Moving from Painkillers to Heroin


In working with patients at CeDAR, we will often review the course of someone’s addiction. Was there a progression in some way? Did things get worse quickly or gradually? In discussing opioid addiction, we often review if there was a trajectory through opioid painkillers. At some point did people ultimately become addicted to heroin? This article looks at some of the published research on this topic.

This 2016 article in the New England Journal of Medicine shares pretty concise numbers talking about this transition taking place for opioid abusers.

Compton, Wilson M., Christopher M. Jones, and Grant T. Baldwin. “Relationship between nonmedical prescription-opioid use and heroin use.” N Engl J Med 2016.374 (2016): 154-163.

Non-Medical Use

Some of the take-home points discussed are as follows:

  • A 2003 study in Ohio reported that 50% of new heroin users reported past opioid painkiller abuse, specifically that of Oxycontin
  • A 2008 study from both New York and Los Angeles reported 86% of IV heroin users using opioid painkillers in a nonmedical way before transitioning

Numerous other studies report similar findings that heroin users seemed to have started with opioid painkillers prior to transitioning. This is also in contrast to 1960s data. Primary initiation of opioid use during that time was through heroin itself. It was not through prescription-grade opioids as occurs today. One could speculate about different reasons for this. The robust supply of opioids being prescribed beginning in the early 1990s seems the core reason.

Majority Do Not

The article also listed additional research which indicated the vast majority of opioid painkiller abusers DO NOT transition to heroin in nearby years. Between 1 and 5 years within abusing opioid painkillers, 3.6-4.2% of those users also used heroin. An explanation we could consider is the risk of heroin use for every additional painkiller-using year. This would incorporate some of the economic factors at play such as the sustainability of a more costly addiction. Sustainability eventually crumbles.
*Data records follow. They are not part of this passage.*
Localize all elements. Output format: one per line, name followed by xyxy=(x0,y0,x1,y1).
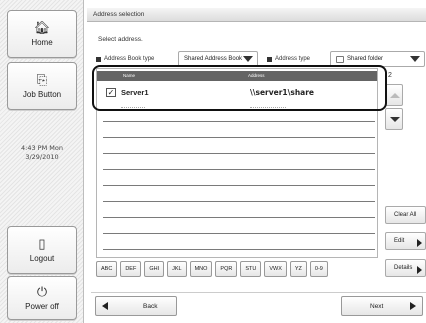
details-label: Details xyxy=(394,265,413,271)
logout-label: Logout xyxy=(29,254,55,263)
alphabet-index: ABC DEF GHI JKL MNO PQR STU VWX YZ 0-9 xyxy=(96,261,328,277)
chevron-down-icon xyxy=(243,56,253,62)
chevron-right-icon xyxy=(417,239,422,247)
page-title: Address selection xyxy=(87,8,426,22)
job-button-icon: ⎘ xyxy=(36,72,48,87)
clear-all-label: Clear All xyxy=(394,212,417,218)
home-icon: 🏠︎ xyxy=(33,20,51,35)
alpha-button[interactable]: MNO xyxy=(189,261,213,277)
folder-icon xyxy=(336,56,344,63)
alpha-button[interactable]: DEF xyxy=(120,261,142,277)
alpha-button[interactable]: JKL xyxy=(167,261,187,277)
alpha-button[interactable]: STU xyxy=(240,261,262,277)
power-off-label: Power off xyxy=(25,302,59,311)
chevron-right-icon xyxy=(417,266,422,274)
home-label: Home xyxy=(31,38,53,47)
back-label: Back xyxy=(143,303,158,310)
alpha-button[interactable]: YZ xyxy=(289,261,307,277)
page-number: 2 xyxy=(388,72,392,79)
empty-row-divider xyxy=(103,185,375,186)
alpha-button[interactable]: ABC xyxy=(96,261,118,277)
sidebar: 🏠︎ Home ⎘ Job Button 4:43 PM Mon 3/29/20… xyxy=(0,0,84,323)
main-panel: Address selection Select address. Addres… xyxy=(87,0,426,323)
power-icon: ⏻ xyxy=(36,284,48,299)
alpha-button[interactable]: 0-9 xyxy=(309,261,328,277)
alpha-button[interactable]: GHI xyxy=(144,261,165,277)
instruction-text: Select address. xyxy=(98,36,143,43)
edit-label: Edit xyxy=(394,238,405,244)
empty-row-divider xyxy=(103,249,375,250)
clock-date: 3/29/2010 xyxy=(25,153,59,161)
logout-icon: ▯ xyxy=(38,236,46,251)
alpha-button[interactable]: PQR xyxy=(215,261,238,277)
address-book-type-text: Address Book type xyxy=(104,56,155,62)
clear-all-button[interactable]: Clear All xyxy=(385,206,426,224)
address-type-value: Shared folder xyxy=(347,56,384,62)
alpha-button[interactable]: VWX xyxy=(264,261,287,277)
address-book-type-label: Address Book type xyxy=(96,56,154,62)
power-off-button[interactable]: ⏻ Power off xyxy=(7,276,77,320)
selection-highlight-frame xyxy=(92,65,387,111)
empty-row-divider xyxy=(103,201,375,202)
empty-row-divider xyxy=(103,121,375,122)
home-button[interactable]: 🏠︎ Home xyxy=(7,10,77,58)
back-button[interactable]: Back xyxy=(95,296,177,316)
bullet-icon xyxy=(96,56,101,62)
bottom-nav: Back Next xyxy=(91,292,426,316)
edit-button[interactable]: Edit xyxy=(385,232,426,250)
empty-row-divider xyxy=(103,233,375,234)
logout-button[interactable]: ▯ Logout xyxy=(7,226,77,274)
bullet-icon xyxy=(267,56,272,62)
next-label: Next xyxy=(370,303,384,310)
address-selection-screen: 🏠︎ Home ⎘ Job Button 4:43 PM Mon 3/29/20… xyxy=(0,0,426,323)
chevron-down-icon xyxy=(410,56,420,62)
job-button[interactable]: ⎘ Job Button xyxy=(7,62,77,110)
scroll-up-button[interactable] xyxy=(385,84,403,106)
clock-time: 4:43 PM Mon xyxy=(21,144,63,152)
arrow-right-icon xyxy=(410,302,416,310)
arrow-left-icon xyxy=(102,302,108,310)
clock: 4:43 PM Mon 3/29/2010 xyxy=(0,144,84,162)
empty-row-divider xyxy=(103,169,375,170)
scroll-down-button[interactable] xyxy=(385,108,403,130)
job-button-label: Job Button xyxy=(22,90,62,99)
empty-row-divider xyxy=(103,153,375,154)
address-type-text: Address type xyxy=(275,56,311,62)
next-button[interactable]: Next xyxy=(341,296,423,316)
details-button[interactable]: Details xyxy=(385,259,426,277)
address-type-label: Address type xyxy=(267,56,310,62)
address-book-type-value: Shared Address Book xyxy=(184,56,243,62)
empty-row-divider xyxy=(103,217,375,218)
arrow-down-icon xyxy=(390,117,400,122)
arrow-up-icon xyxy=(390,93,400,98)
empty-row-divider xyxy=(103,137,375,138)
In Denver, new reports indicate aftermarket value of opioid painkillers (typically oxycodone) is now more than $1 per milligram. It’s up to $2 in some instances. Over the last five years, historical prices have stayed constant at around $1 per mg. Some fluctuation would also include things like paying a premium to have a large supply of pills at the same time (so buying in bulk may not actually offer you a deal) or the specific product (OxyContin, Opana ER, and Dilaudid being some of the most valuable). Painkillers are more valuable than ever before.

The Oxycontin Abuse-Deterrent Reformulation

As discussed above, the heavy-hitter opioid painkiller has been OxyContin for multiple years. Prior to the efforts by the CDC and hospital centers to curb the opioid epidemic through more regulated prescribing practices, one of the interventions that may have contributed to greater heroin use was the abuse-deterrent measures placed on OxyContin. In 2010, the manufacturers of OxyContin changed the physical structure of the pills from a powder form to more of a ‘Skittle’ tablet. This change prevented users from grinding down the pill and snorting it. The resultant data following this 2010 change is quite informative and connects closely with our discussion of opioid transitions.

As cited in this NEJM article, OxyContin use decreased from 35.6% to 12.8% over a 21-month period, post-change. Over that same time, high-potency prescription opioid use increased from 20.1% to 32.3% and 66% of the respondents in this study reported switching to something other than OxyContin as the primary opioid of choice. Heroin was the most reported switch-target for this study.

Cicero, Theodore J., Matthew S. Ellis, and Hilary L. Surratt. “Effect of abuse-deterrent formulation of OxyContin.” New England Journal of Medicine 367.2 (2012): 187-189.

In summarizing some of the findings from the OxyContin abuse-deterrent change, we can assume that it will not primarily curb addiction itself. The users will find alternative opioids to satisfy the cravings and continue the addiction cycle.

Transitions – Noninjecting Heroin Users to Injecting Users

Many patients who make the transition from painkillers to heroin will at first smoke or sniff the drug. This eventually moves into intravenous drug use for many clients, and with that comes elevated risks for overdose, HIV/HCV, and increased medical care from the addiction. This article reviewed factors at play amongst surveyed users who transitioned from noninjecting to injecting. Some of the core findings were that earlier age of first heroin use, the presence of sex partners who also used heroin, and perceived perceptions from peers about IV use were associated with injection use patterns.

Neaigus, Alan, et al. “Potential risk factors for the transition to injecting among non‐injecting heroin users: A comparison of former injectors and never injectors.” Addiction 96.6 (2001): 847-860.

Final Thoughts

Overall, heroin use disorder seems to carry the greatest risks for mortality and poor outcomes across the spectrum of opioid use disorders. Markers predictive of heroin use disorder seem to be complex, but literature does support some behavioral transitions connected to prescription opioid factors. The eventual stepwise transition from opioid painkillers to smoked heroin, to injected heroin, is the scenario we fear as clinicians, as lethality seems to increase incrementally with each of these steps up the chain in opioid use.